Russia and Kazakhstan said they’ve met or exceeded their initial goals for trimming oil output, bringing cuts by non-OPEC nations in the first 10 days of this year to more than a quarter of the total pledged a month ago in Vienna.
Russia’s oil production has shrunk by around 130,000 barrels a day in the first week of January from a post-Soviet record of 11.25 million barrels a day in October, an official at the energy ministry’s CDU-TEK unit said Monday, asking not to be identified because of internal policy. The cuts from the world’s biggest energy producer go beyond its initial goal for a cut of at least 50,000 barrels a day this month.
“The Russian side is fulfilling all articles of the agreement and all the obligations it took,” Kremlin spokesman Dmitry Peskov told reporters on a conference call Tuesday.

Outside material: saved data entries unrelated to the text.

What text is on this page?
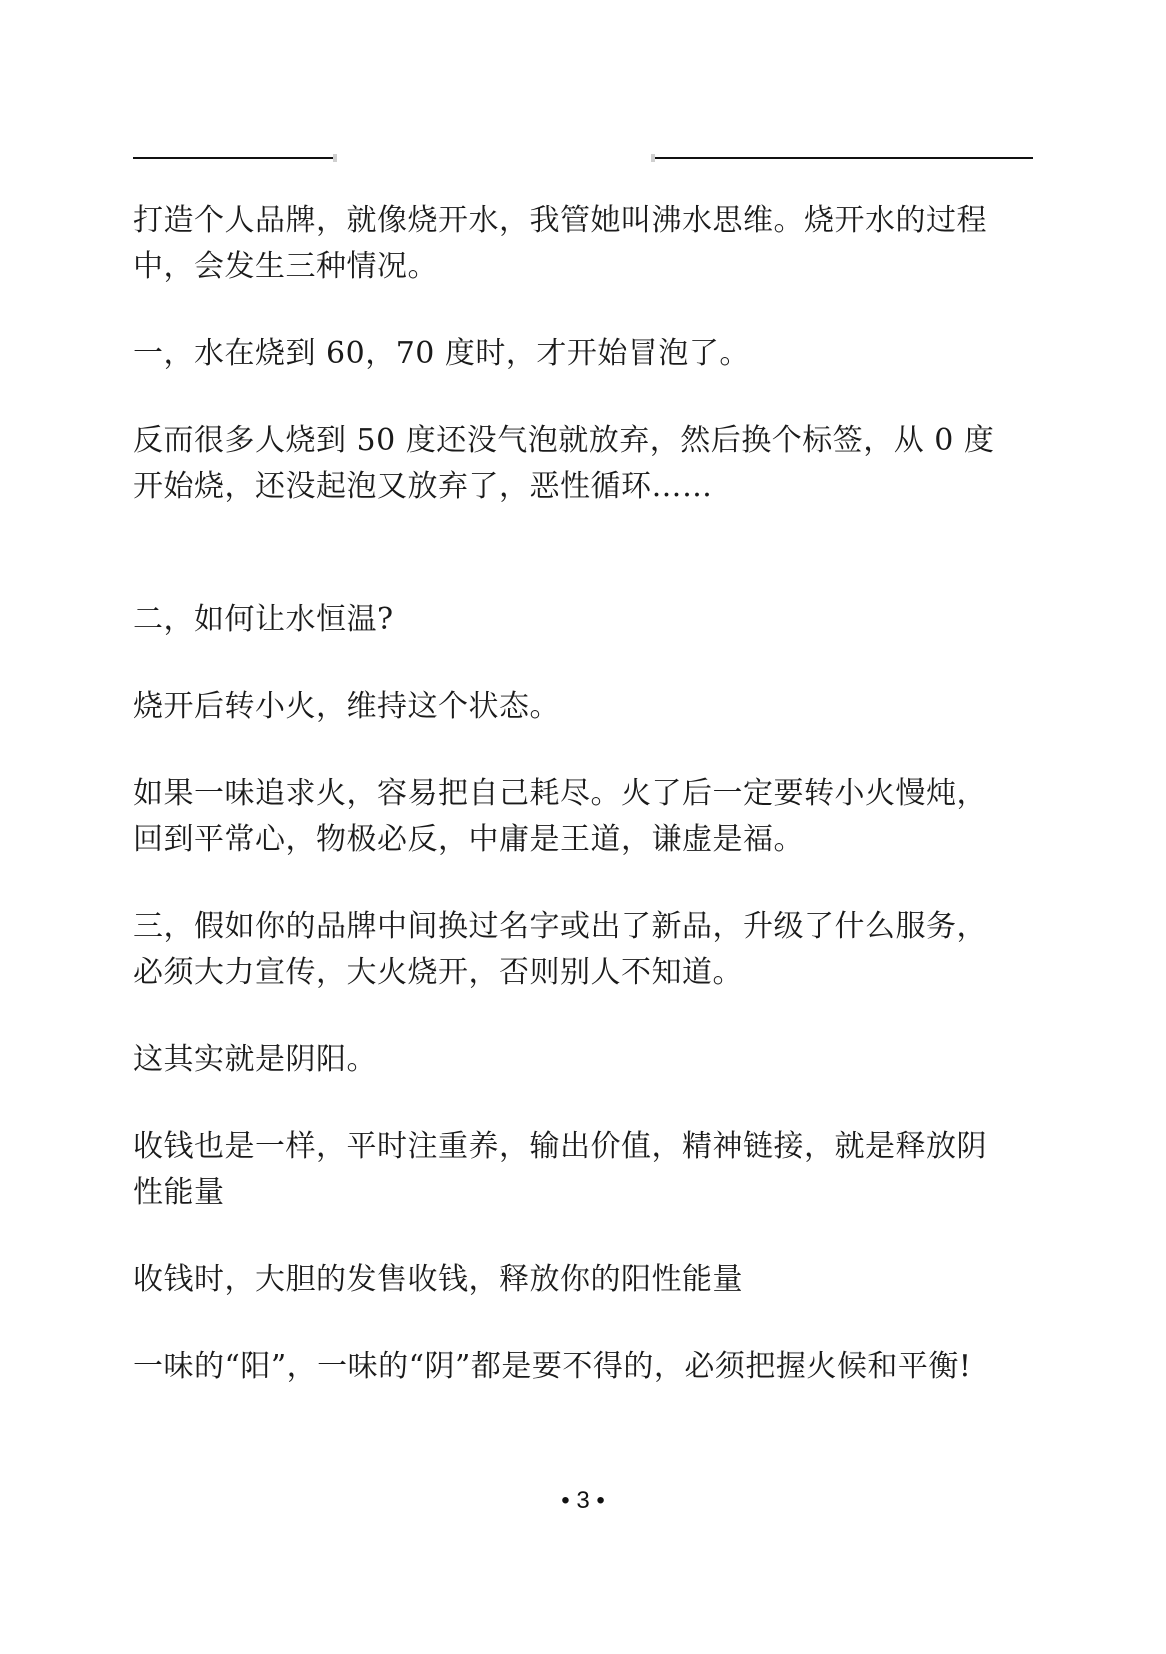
打造个人品牌，就像烧开水，我管她叫沸水思维。烧开水的过程中，会发生三种情况。

一，水在烧到 60，70 度时，才开始冒泡了。

反而很多人烧到 50 度还没气泡就放弃，然后换个标签，从 0 度开始烧，还没起泡又放弃了，恶性循环……

二，如何让水恒温?

烧开后转小火，维持这个状态。

如果一味追求火，容易把自己耗尽。火了后一定要转小火慢炖，回到平常心，物极必反，中庸是王道，谦虚是福。

三，假如你的品牌中间换过名字或出了新品，升级了什么服务，必须大力宣传，大火烧开，否则别人不知道。

这其实就是阴阳。

收钱也是一样，平时注重养，输出价值，精神链接，就是释放阴性能量

收钱时，大胆的发售收钱，释放你的阳性能量

一味的“阳”，一味的“阴”都是要不得的，必须把握火候和平衡!

• 3 •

Russia and 10 other non-OPEC nations joined forces with the Organization of Petroleum Exporting Countries on Dec. 10 to end a global glut that’s crashed oil prices and shaken energy-rich economies. The pact — the first between the two sides in 15 years — involves a reduction of 558,000 barrels a day from non-OPEC countries starting in January.
Kazakhstan’s energy ministry said it has met its Vienna commitment of curbing production by 20,000 barrels a day in January. That reduction came after October’s start-up of the country’s $50 billion Kashagan oil field, which is set to increase production from 140,000 barrels a day in the first half of this year to 180,000 barrels in the second half, Energy Minister Kanat Bozumbayev said last month.
The combined 150,000 barrels a day cut represents 27 percent of the promised reduction by non-OPEC countries.
“If the cuts get confirmed, this is definitely positive, as compliance improves,” Giovanni Staunovo, an analyst at UBS Group AG said by e-mail. “We should soon see inventory draws materializing.”
Here are the other reduction announcements that have come out in the past month:
Oman: the non-OPEC Gulf country said on Jan. 3 its output was being cut by 45,000 barrels a day to 970,000 this month. Azerbaijan said on Tuesday that it plans to cut output by 35,000 barrels a day as early as this month to comply with the Vienna deal. Malaysian state oil co. will make “necessary adjustment” to the country’s crude output level in line with agreement reached between OPEC and non-OPEC producers, Petronas said last month. South Sudan is in the process of resuming crude production in Unity State, which will boost the country’s output by at least 50,000 barrels a day within two months, Argus Media reported, citing a senior oil ministry official. The nation pledged in Vienna to cut output by 8,000 barrels a day. Among OPEC countries, Iraq said it reduced volumes by 160,000 barrels a day. That’s more than three-quarters of its targeted cuts of 210,000 barrels a day. The announcements come after the country’s southern oil exports reached a record last month. “We should wait and see if Iraq’s announced cuts translate in lower exports. So far, they haven’t been visible,” UBS’s Staunovo said, adding that Iraq has limited storage capacity. Saudi Arabia, the United Arab Emirates, Qatar as well as Kuwait are complying with their promised cuts, Nawal Al-Fezaia, Kuwait’s OPEC governor, said on Monday. Angola, Algeria also ordered oil companies to slash output in order to respect their pledges. Venezuela said on Dec. 27 it would implement its pledge to cut output by 95,000 barrels a day starting Jan. 1. A similar promise came from Gabon on Dec. 16, pledging a 9,000 barrels-a-day cut. Under the agreement, Iran is allowed to increase its output by 90,000 barrels a day as it seeks to regain pre-sanctions’ levels. Libya and Nigeria are exempt from cuts as they aim to recover lost output due to internal violence and sabotage.